Sim. O museu vai ser inaugurado em breve. Já devia ter sido, mas esta pandemia está a atrasar tudo. A nossa preocupação foi dialogar com um conjunto arquitetónico e, ao mesmo tempo, criar algumas provocações. Pretende ser o contrário do que encontramos no convencional, porque é um espaço aberto que respira. É uma pequena praça que remata em vertical numa enorme tela, onde se vão projetar imagens, e tem pequenas bancadas, que funcionam como mobiliário urbano para as pessoas usufruírem e não se sentirem fechadas. Quis combater essa violência, para que se sinta liberdade em sociedade.
Também em Fortaleza projetou a Estação das Artes, algo de grande dimensão.
A Estação das Artes está na antiga estação ferroviária e tem uma grande dimensão, acaba por ser o Museu de Arte Contemporânea, são sete galpões – aqui chamamos armazéns –, que têm uma grande praça à frente. E eu provoquei ao dizer que essa praça tinha de ser requalificada, porque não tem jeito nenhum fazer um museu se a envolvente não contribuir para uma regeneração do espaço. A arquitetura deve ver-se como um ser vivo, nada está completamente definido. Tenho de dar espaço para que as pessoas se apropriem desse espaço, cada um à sua maneira, e se identifiquem. E isso dá-me um gozo tremendo e uma dor de cabeça também. Só tenho prazer se tiver o oposto, que é o sofrimento; a paixão é esta loucura onde procuramos compensações.
«EU DESENHO PARA AS PESSOAS, E É ISSO QUE ME DEFINE»
Apaixona-se com facilidade pelo que faz?
Pode ser muito desinteressante o que me pedem, mas, a partir desse momento, para mim passa a ser um desafio e começo a apaixonar-me. Por exemplo, a linha de sanitários que venceu, entre muitos, o prémio Design Plus Award; naquele momento, pensei: «mau, vou desenhar loiças para casa de banho e ainda por cima com nomes feios – bidé, sanita e por aí...» Mas concentrei-me. Imaginei esse espaço todo descascado, com os canos à mostra e foi nessa forma cilíndrica, que aconchega, que me inspirei, o que resultou em peças de uma simplicidade absoluta. Tudo é baseado num tubo cilíndrico que se curva e, outras vezes, é seccionado.
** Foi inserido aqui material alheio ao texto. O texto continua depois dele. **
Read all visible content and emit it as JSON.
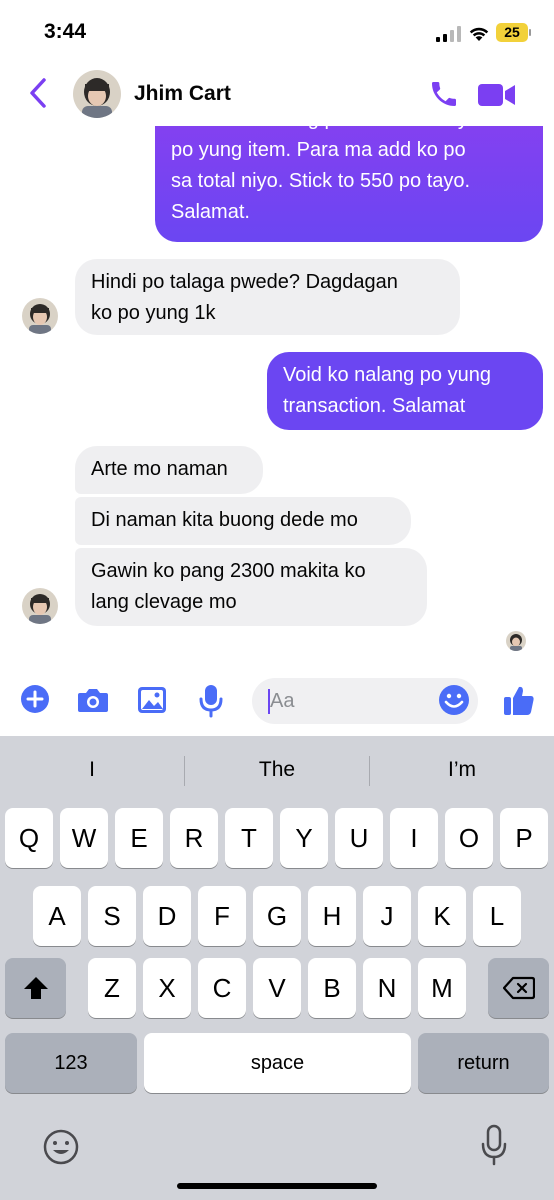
{
  "status_bar": {
    "time": "3:44",
    "battery": "25"
  },
  "header": {
    "contact_name": "Jhim Cart"
  },
  "messages": [
    {
      "from": "me",
      "text": "Pa fill out nalang po if kukunin niyo po yung item. Para ma add ko po sa total niyo. Stick to 550 po tayo. Salamat.",
      "lines": [
        "Pa fill out nalang po if kukunin niyo",
        "po yung item. Para ma add ko po",
        "sa total niyo. Stick to 550 po tayo.",
        "Salamat."
      ]
    },
    {
      "from": "them",
      "lines": [
        "Hindi po talaga pwede? Dagdagan",
        "ko po yung 1k"
      ]
    },
    {
      "from": "me",
      "lines": [
        "Void ko nalang po yung",
        "transaction. Salamat"
      ]
    },
    {
      "from": "them",
      "lines": [
        "Arte mo naman"
      ]
    },
    {
      "from": "them",
      "lines": [
        "Di naman kita buong dede mo"
      ]
    },
    {
      "from": "them",
      "lines": [
        "Gawin ko pang 2300 makita ko",
        "lang clevage mo"
      ]
    }
  ],
  "composer": {
    "placeholder": "Aa"
  },
  "keyboard": {
    "suggestions": [
      "I",
      "The",
      "I’m"
    ],
    "row1": [
      "Q",
      "W",
      "E",
      "R",
      "T",
      "Y",
      "U",
      "I",
      "O",
      "P"
    ],
    "row2": [
      "A",
      "S",
      "D",
      "F",
      "G",
      "H",
      "J",
      "K",
      "L"
    ],
    "row3": [
      "Z",
      "X",
      "C",
      "V",
      "B",
      "N",
      "M"
    ],
    "numbers_key": "123",
    "space_key": "space",
    "return_key": "return"
  },
  "colors": {
    "accent": "#7b3ff2",
    "outgoing_top": "#8a3ff0",
    "outgoing_bottom": "#6b46f2",
    "incoming": "#efeff1",
    "battery": "#f2d13a"
  },
  "icons": [
    "back-chevron-icon",
    "phone-icon",
    "video-camera-icon",
    "plus-icon",
    "camera-icon",
    "image-icon",
    "microphone-icon",
    "emoji-icon",
    "thumbs-up-icon",
    "shift-icon",
    "delete-icon",
    "keyboard-emoji-icon",
    "dictation-mic-icon"
  ]
}
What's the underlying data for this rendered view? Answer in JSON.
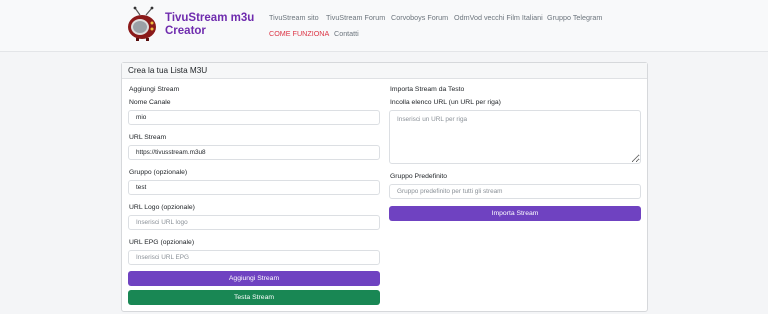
{
  "brand": {
    "line1": "TivuStream m3u",
    "line2": "Creator",
    "logo_icon": "retro-tv-icon",
    "accent_color": "#6f2cae"
  },
  "nav": {
    "items": [
      "TivuStream sito",
      "TivuStream Forum",
      "Corvoboys Forum",
      "OdmVod vecchi Film Italiani",
      "Gruppo Telegram"
    ],
    "row2": [
      "COME FUNZIONA",
      "Contatti"
    ],
    "active_color": "#dc3545"
  },
  "card": {
    "title": "Crea la tua Lista M3U",
    "left": {
      "section_title": "Aggiungi Stream",
      "fields": [
        {
          "label": "Nome Canale",
          "value": "mio",
          "placeholder": ""
        },
        {
          "label": "URL Stream",
          "value": "https://tivusstream.m3u8",
          "placeholder": ""
        },
        {
          "label": "Gruppo (opzionale)",
          "value": "test",
          "placeholder": ""
        },
        {
          "label": "URL Logo (opzionale)",
          "value": "",
          "placeholder": "Inserisci URL logo"
        },
        {
          "label": "URL EPG (opzionale)",
          "value": "",
          "placeholder": "Inserisci URL EPG"
        }
      ],
      "add_button": "Aggiungi Stream",
      "test_button": "Testa Stream"
    },
    "right": {
      "section_title": "Importa Stream da Testo",
      "urls_label": "Incolla elenco URL (un URL per riga)",
      "urls_placeholder": "Inserisci un URL per riga",
      "group_label": "Gruppo Predefinito",
      "group_placeholder": "Gruppo predefinito per tutti gli stream",
      "import_button": "Importa Stream"
    }
  },
  "colors": {
    "purple_button": "#6f42c1",
    "green_button": "#198754"
  }
}
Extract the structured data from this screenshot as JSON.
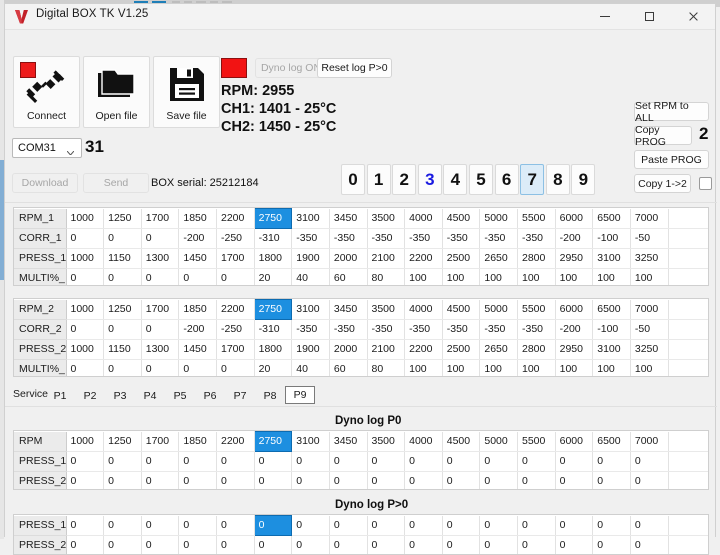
{
  "window": {
    "title": "Digital BOX TK V1.25",
    "minimize": "—",
    "maximize": "□",
    "close": "×"
  },
  "toolbar": {
    "connect_label": "Connect",
    "open_label": "Open file",
    "save_label": "Save file",
    "dyno_log_on": "Dyno log ON",
    "reset_log": "Reset log P>0",
    "rpm_line": "RPM: 2955",
    "ch1_line": "CH1: 1401 - 25°C",
    "ch2_line": "CH2: 1450 - 25°C",
    "status_color": "#f21313"
  },
  "port": {
    "selected": "COM31",
    "number": "31"
  },
  "commands": {
    "download": "Download",
    "send": "Send",
    "box_serial": "BOX serial: 25212184"
  },
  "prog_buttons": {
    "set_rpm_to_all": "Set RPM to ALL",
    "copy_prog": "Copy PROG",
    "copy_prog_value": "2",
    "paste_prog": "Paste PROG",
    "copy_1_2": "Copy 1->2"
  },
  "digits": {
    "items": [
      "0",
      "1",
      "2",
      "3",
      "4",
      "5",
      "6",
      "7",
      "8",
      "9"
    ],
    "highlighted_text": "3",
    "selected": "7",
    "selected_bg": "#dcecf8",
    "selected_border": "#8cc0e4",
    "alt_text_color": "#1a1ae0"
  },
  "selection_color": "#1d8fe0",
  "table1": {
    "rows": [
      {
        "label": "RPM_1",
        "values": [
          "1000",
          "1250",
          "1700",
          "1850",
          "2200",
          "2750",
          "3100",
          "3450",
          "3500",
          "4000",
          "4500",
          "5000",
          "5500",
          "6000",
          "6500",
          "7000"
        ],
        "selected_index": 5
      },
      {
        "label": "CORR_1",
        "values": [
          "0",
          "0",
          "0",
          "-200",
          "-250",
          "-310",
          "-350",
          "-350",
          "-350",
          "-350",
          "-350",
          "-350",
          "-350",
          "-200",
          "-100",
          "-50"
        ],
        "selected_index": -1
      },
      {
        "label": "PRESS_1",
        "values": [
          "1000",
          "1150",
          "1300",
          "1450",
          "1700",
          "1800",
          "1900",
          "2000",
          "2100",
          "2200",
          "2500",
          "2650",
          "2800",
          "2950",
          "3100",
          "3250"
        ],
        "selected_index": -1
      },
      {
        "label": "MULTI%_",
        "values": [
          "0",
          "0",
          "0",
          "0",
          "0",
          "20",
          "40",
          "60",
          "80",
          "100",
          "100",
          "100",
          "100",
          "100",
          "100",
          "100"
        ],
        "selected_index": -1
      }
    ]
  },
  "table2": {
    "rows": [
      {
        "label": "RPM_2",
        "values": [
          "1000",
          "1250",
          "1700",
          "1850",
          "2200",
          "2750",
          "3100",
          "3450",
          "3500",
          "4000",
          "4500",
          "5000",
          "5500",
          "6000",
          "6500",
          "7000"
        ],
        "selected_index": 5
      },
      {
        "label": "CORR_2",
        "values": [
          "0",
          "0",
          "0",
          "-200",
          "-250",
          "-310",
          "-350",
          "-350",
          "-350",
          "-350",
          "-350",
          "-350",
          "-350",
          "-200",
          "-100",
          "-50"
        ],
        "selected_index": -1
      },
      {
        "label": "PRESS_2",
        "values": [
          "1000",
          "1150",
          "1300",
          "1450",
          "1700",
          "1800",
          "1900",
          "2000",
          "2100",
          "2200",
          "2500",
          "2650",
          "2800",
          "2950",
          "3100",
          "3250"
        ],
        "selected_index": -1
      },
      {
        "label": "MULTI%_",
        "values": [
          "0",
          "0",
          "0",
          "0",
          "0",
          "20",
          "40",
          "60",
          "80",
          "100",
          "100",
          "100",
          "100",
          "100",
          "100",
          "100"
        ],
        "selected_index": -1
      }
    ]
  },
  "tabs": {
    "service_label": "Service",
    "items": [
      "P1",
      "P2",
      "P3",
      "P4",
      "P5",
      "P6",
      "P7",
      "P8",
      "P9"
    ],
    "active": "P9"
  },
  "dyno_p0": {
    "title": "Dyno log  P0",
    "rows": [
      {
        "label": "RPM",
        "values": [
          "1000",
          "1250",
          "1700",
          "1850",
          "2200",
          "2750",
          "3100",
          "3450",
          "3500",
          "4000",
          "4500",
          "5000",
          "5500",
          "6000",
          "6500",
          "7000"
        ],
        "selected_index": 5
      },
      {
        "label": "PRESS_1",
        "values": [
          "0",
          "0",
          "0",
          "0",
          "0",
          "0",
          "0",
          "0",
          "0",
          "0",
          "0",
          "0",
          "0",
          "0",
          "0",
          "0"
        ],
        "selected_index": -1
      },
      {
        "label": "PRESS_2",
        "values": [
          "0",
          "0",
          "0",
          "0",
          "0",
          "0",
          "0",
          "0",
          "0",
          "0",
          "0",
          "0",
          "0",
          "0",
          "0",
          "0"
        ],
        "selected_index": -1
      }
    ]
  },
  "dyno_pgt0": {
    "title": "Dyno log  P>0",
    "rows": [
      {
        "label": "PRESS_1",
        "values": [
          "0",
          "0",
          "0",
          "0",
          "0",
          "0",
          "0",
          "0",
          "0",
          "0",
          "0",
          "0",
          "0",
          "0",
          "0",
          "0"
        ],
        "selected_index": 5
      },
      {
        "label": "PRESS_2",
        "values": [
          "0",
          "0",
          "0",
          "0",
          "0",
          "0",
          "0",
          "0",
          "0",
          "0",
          "0",
          "0",
          "0",
          "0",
          "0",
          "0"
        ],
        "selected_index": -1
      }
    ]
  }
}
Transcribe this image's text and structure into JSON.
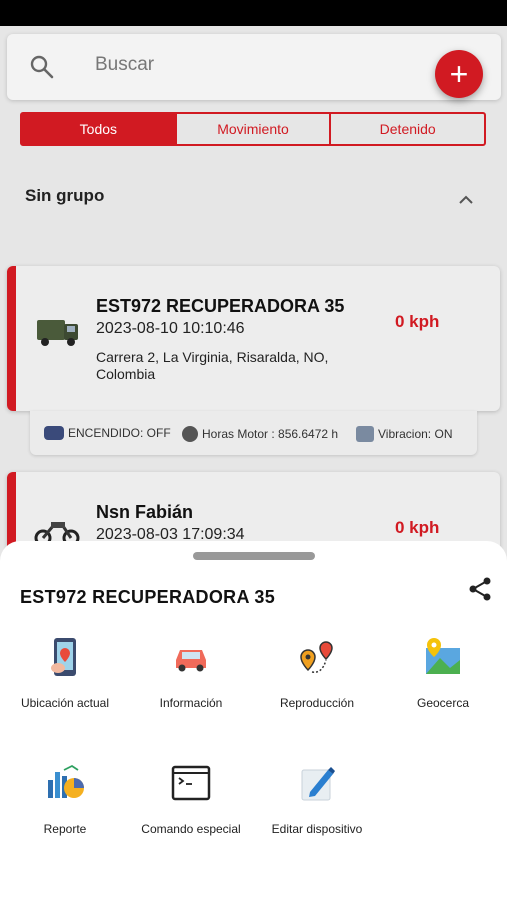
{
  "search": {
    "placeholder": "Buscar"
  },
  "fab_label": "+",
  "tabs": [
    "Todos",
    "Movimiento",
    "Detenido"
  ],
  "group": {
    "title": "Sin grupo"
  },
  "vehicles": [
    {
      "name": "EST972 RECUPERADORA  35",
      "datetime": "2023-08-10 10:10:46",
      "address": "Carrera 2, La Virginia, Risaralda, NO, Colombia",
      "speed": "0 kph",
      "icon": "truck-icon"
    },
    {
      "name": "Nsn Fabián",
      "datetime": "2023-08-03 17:09:34",
      "speed": "0 kph",
      "icon": "motorcycle-icon"
    }
  ],
  "status": {
    "ignition": "ENCENDIDO: OFF",
    "engine_hours": "Horas Motor : 856.6472 h",
    "vibration": "Vibracion: ON"
  },
  "sheet": {
    "title": "EST972 RECUPERADORA  35",
    "actions": [
      {
        "label": "Ubicación actual",
        "icon": "location-phone-icon"
      },
      {
        "label": "Información",
        "icon": "car-icon"
      },
      {
        "label": "Reproducción",
        "icon": "route-pins-icon"
      },
      {
        "label": "Geocerca",
        "icon": "map-pin-icon"
      },
      {
        "label": "Reporte",
        "icon": "report-chart-icon"
      },
      {
        "label": "Comando especial",
        "icon": "terminal-icon"
      },
      {
        "label": "Editar dispositivo",
        "icon": "edit-pencil-icon"
      }
    ]
  },
  "colors": {
    "accent": "#d11a22",
    "background": "#e6e6e6"
  }
}
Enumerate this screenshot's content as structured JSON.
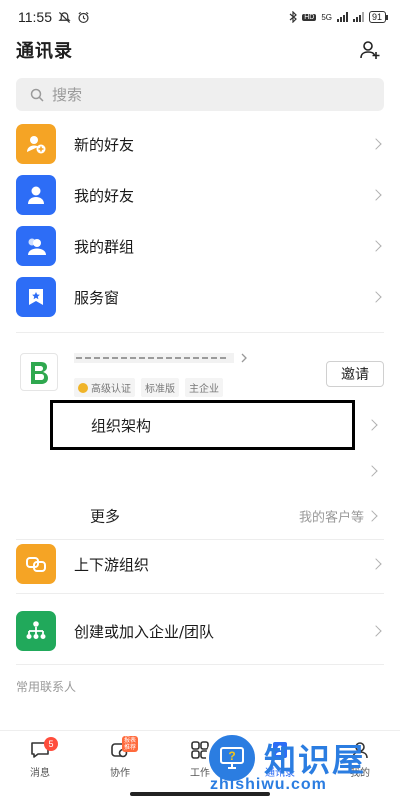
{
  "status_bar": {
    "time": "11:55",
    "network": "5G",
    "battery": "91"
  },
  "header": {
    "title": "通讯录"
  },
  "search": {
    "placeholder": "搜索"
  },
  "menu": [
    {
      "label": "新的好友",
      "icon": "new-friend-icon",
      "color": "#f5a425"
    },
    {
      "label": "我的好友",
      "icon": "friend-icon",
      "color": "#2d6df6"
    },
    {
      "label": "我的群组",
      "icon": "group-icon",
      "color": "#2d6df6"
    },
    {
      "label": "服务窗",
      "icon": "service-window-icon",
      "color": "#2d6df6"
    }
  ],
  "org": {
    "tags": [
      "高级认证",
      "标准版",
      "主企业"
    ],
    "invite_label": "邀请",
    "structure_label": "组织架构",
    "more_label": "更多",
    "more_hint": "我的客户等"
  },
  "actions": [
    {
      "label": "上下游组织",
      "icon": "upstream-downstream-icon",
      "color": "#f5a425"
    },
    {
      "label": "创建或加入企业/团队",
      "icon": "create-team-icon",
      "color": "#21a95b"
    }
  ],
  "section": {
    "frequent_contacts": "常用联系人"
  },
  "tabbar": {
    "tabs": [
      {
        "label": "消息",
        "badge": "5"
      },
      {
        "label": "协作",
        "badge": "报表 推荐"
      },
      {
        "label": "工作"
      },
      {
        "label": "通讯录"
      },
      {
        "label": "我的"
      }
    ]
  },
  "watermark": {
    "text": "知识屋",
    "url": "zhishiwu.com"
  }
}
Design ou arquitetura, onde se sente mais confortável?
Gosto de projetar, mas a minha paixão são as pessoas, os lugares, que também são as pessoas. Há espaços e cidades horríveis, mas tenho lá bons amigos e tudo fica bonito. Eu desenho para as pessoas, e é isso que me define. As pessoas são muito mais felizes quando o espaço que as envolve é equilibrado. Com o design é a mesma coisa, se um edifício é desenhado para o espaço urbano, o design é desenhado para o espaço arquitetónico, mas há sempre um elemento comum: as pessoas.
O famoso candeeiro Pilo parece um desenho simples, mas é tão singular.
O Pilo foi desenhado há muitos anos e esteve na origem das luminárias. Surgiu dos tubos extensíveis das cortinas para banheiras, só que mais alto, cerca de 3,20 metros, e pode ser colocado em qualquer lado, porque tem dois apoios: um para o chão e outro para o teto. O Pilo é uma peça bem resolvida, é bonita, em termos de design, tem um lado erótico e sensual… e as pessoas também.
«A ARQUITETURA DEVE VER-SE COMO UM SER VIVO, NADA ESTÁ COMPLETAMENTE DEFINIDO»
A Casa do Gerês é também de extrema sensualidade encaixada no terreno.
É algo impossível de explicar, foi um projeto para um amigo, o que me trouxe mais responsabilidade. É algo imponente, que se esconde no meio da vegetação e desperta uma complexidade de sentimentos. A linha d´água é a sua razão de ser, tem um desenho muito bem conseguido. E a casa é básica – em duas linhas, fiz o desenho –, mas todo o resto é que faz o resultado e foi bem encaixada no terreno.
O Restaurante Mesa de Lemos tem uma história curiosa que acabou num local com dormidas.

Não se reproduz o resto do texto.